A study led by Swedish researchers found the test did more than differentiate between Alzheimer's and other types of dementia. It also spotted signs of Alzheimer's two decades before symptoms appeared in people who were genetically predisposed to develop the degenerative disease.
How? It measures levels of a specific tau protein, called p-tau217, that has long been linked to Alzheimer's.
"This blood test very, very accurately predicts who's got Alzheimer's disease in their brain, including people who seem to be normal," Dr. Michael Weiner, an Alzheimer's disease researcher at the University of California, San Francisco, told the New York Times. "It's not a cure, it's not a treatment, but you can't treat the disease without being able to diagnose it. And accurate, low-cost diagnosis is really exciting, so it's a breakthrough."
The Swedish test, and two other studies looking at tau tests, were presented Tuesday during the Alzheimer's Association virtual annual meeting. The Swedish study was also published July 28 in the Journal of the American Medical Association.
The Swedish test was able to differentiate whether people with dementia had Alzheimer's rather than other neurodegenerative disorders 96% of the time, said study senior author Dr. Oskar Hansson, a professor of clinical memory research at Lund University in Sweden.
"The p-tau217 blood test has great promise in the diagnosis, early detection and study of Alzheimer's," Hansson said in a university news release. Though more work is needed to refine the test and try it in more people, it "might become especially useful to improve the recognition, diagnosis and care of people in the primary care setting," he added.
In a group of nearly 700 people from Sweden, the test was similar in accuracy to PET scans and spinal taps, and it was better than MRI scans and blood tests for amyloid, another protein linked to Alzheimer's. The test was also nearly as accurate as autopsies performed on deceased people's brains in a separate arm of the study, the researchers added.
PET scans and spinal taps, which are far more costly than blood tests, can detect elevated levels of amyloid protein. But amyloid levels alone aren't enough to diagnose Alzheimer's because some people with high levels of it don't develop the disease, experts explained.
"Just saying you have amyloid in the brain through a PET scan today does not tell you they have tau, and that's why it is not a diagnostic for Alzheimer's," Maria Carrillo, chief science officer at the Alzheimer's Association, told the Times. But the tau blood test appears to detect the presence of both amyloid plaques and tau tangles, she said.
"This test really opens up the possibility of being able to use a blood test in the clinic to diagnose someone more definitely with Alzheimer's," Carrillo told the newspaper. "Amazing, isn't it? I mean, really, five years ago, I would have told you it was science fiction."
In the Swedish study, people with Alzheimer's had seven times more of p-tau217 than people without any dementia or those with other neurological disorders, like frontotemporal dementia, vascular dementia or Parkinson's disease, Hansson noted. "This is so specific for Alzheimer's disease," he told the Times.
Such a blood test would speed up and lower the cost of clinical trials and allow doctors to diagnose or rule out Alzheimer's in patients with dementia.
Two other teams presented research on tau tests at the Alzheimer's Association meeting.
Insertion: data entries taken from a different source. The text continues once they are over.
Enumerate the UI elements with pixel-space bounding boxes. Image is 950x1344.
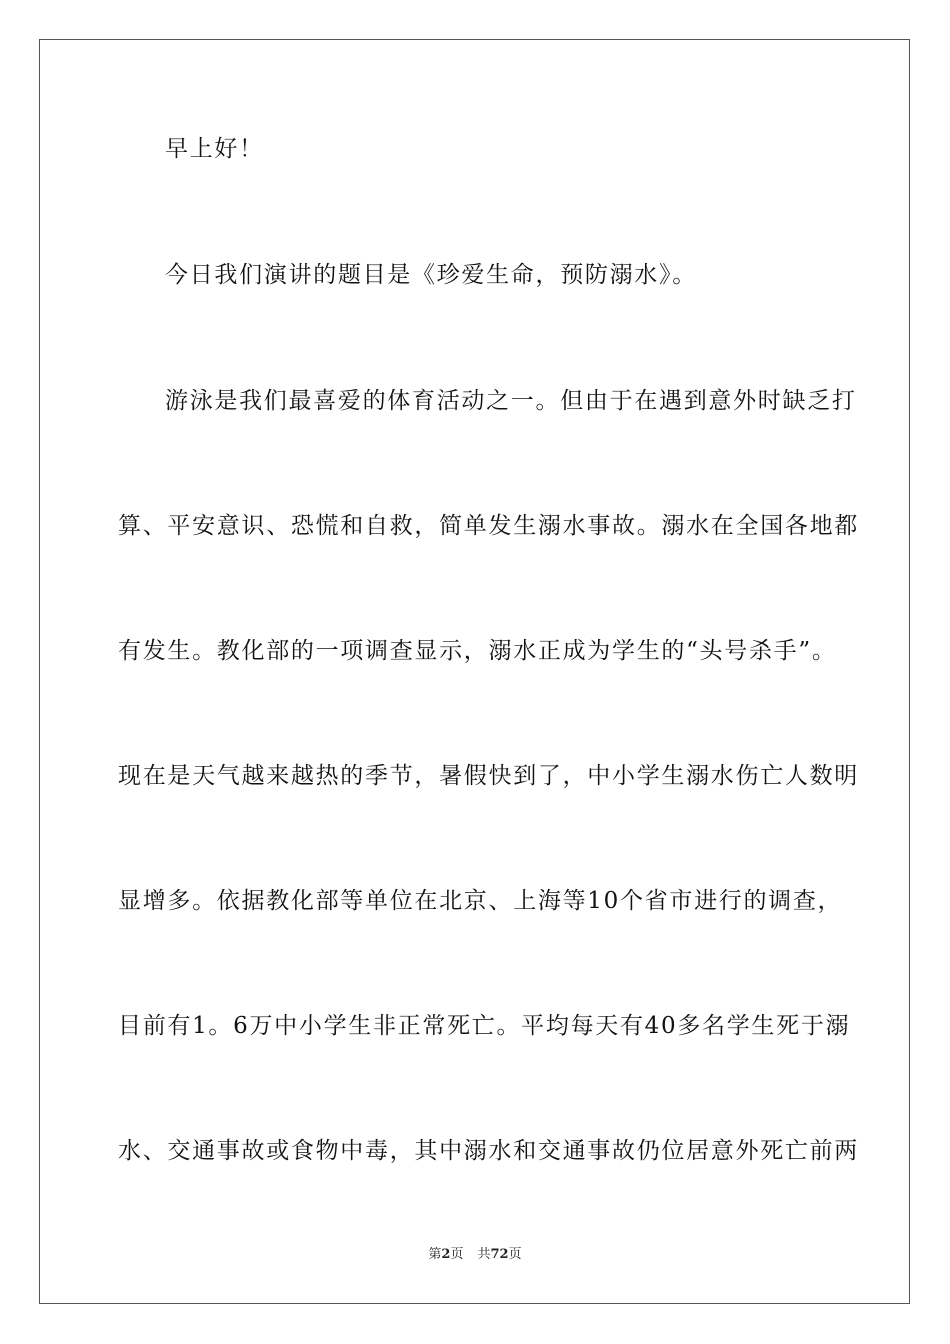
page-suffix: 页: [450, 1247, 464, 1262]
total-pages: 72: [490, 1247, 509, 1262]
total-prefix: 共: [477, 1247, 491, 1262]
page-border: [39, 39, 910, 1304]
speech-title-line: 今日我们演讲的题目是《珍爱生命，预防溺水》。: [165, 262, 697, 288]
body-line-4: 现在是天气越来越热的季节，暑假快到了，中小学生溺水伤亡人数明: [118, 763, 859, 789]
total-suffix: 页: [508, 1247, 522, 1262]
page-number: 2: [441, 1247, 451, 1262]
page-prefix: 第: [428, 1247, 442, 1262]
greeting-line: 早上好！: [165, 136, 264, 162]
body-line-6: 目前有1。6万中小学生非正常死亡。平均每天有40多名学生死于溺: [118, 1013, 851, 1039]
page-footer: [0, 1246, 950, 1264]
body-line-5: 显增多。依据教化部等单位在北京、上海等10个省市进行的调查，: [118, 888, 843, 914]
body-line-3: 有发生。教化部的一项调查显示，溺水正成为学生的“头号杀手”。: [118, 638, 837, 664]
body-line-7: 水、交通事故或食物中毒，其中溺水和交通事故仍位居意外死亡前两: [118, 1138, 859, 1164]
body-line-2: 算、平安意识、恐慌和自救，简单发生溺水事故。溺水在全国各地都: [118, 513, 859, 539]
body-line-1: 游泳是我们最喜爱的体育活动之一。但由于在遇到意外时缺乏打: [165, 388, 857, 414]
One test, conducted by researchers at Washington University in St. Louis, used a testing method that detects molecules of tau or amyloid. That research, published July 28 in the Journal of Experimental Medicine, found that the same form of tau tracked in the Swedish study correlated more closely to amyloid buildup in the brain than another form of tau, the Times reported.
"The finding of a unique tau species that is closely linked to changes caused by amyloid plaques will help to identify and predict people who have or will likely develop Alzheimer's disease," said senior study author Dr. Randall Bateman, the Charles F. and Joanne Knight Distinguished Professor of Neurology at Washington University. "This will greatly accelerate research studies, including finding new treatments, as well as improving diagnosis in the clinic with a simple blood test."
In a third study presented at the same meeting, Dr. Adam Boxer, a neurologist at the University of California, San Francisco, and Elisabeth Thijssen, a visiting graduate student, found both forms of tau could distinguish Alzheimer's from frontotemporal dementia. Research presented at meetings is considered preliminary until published in a peer-reviewed journal.
Alzheimer's is an incurable disease that affects an estimated 5.8 million Americans aged 65 and older. Without the discovery of successful prevention therapies, the number of U.S. cases is projected to reach nearly 14 million by 2050, the Swedish researchers said.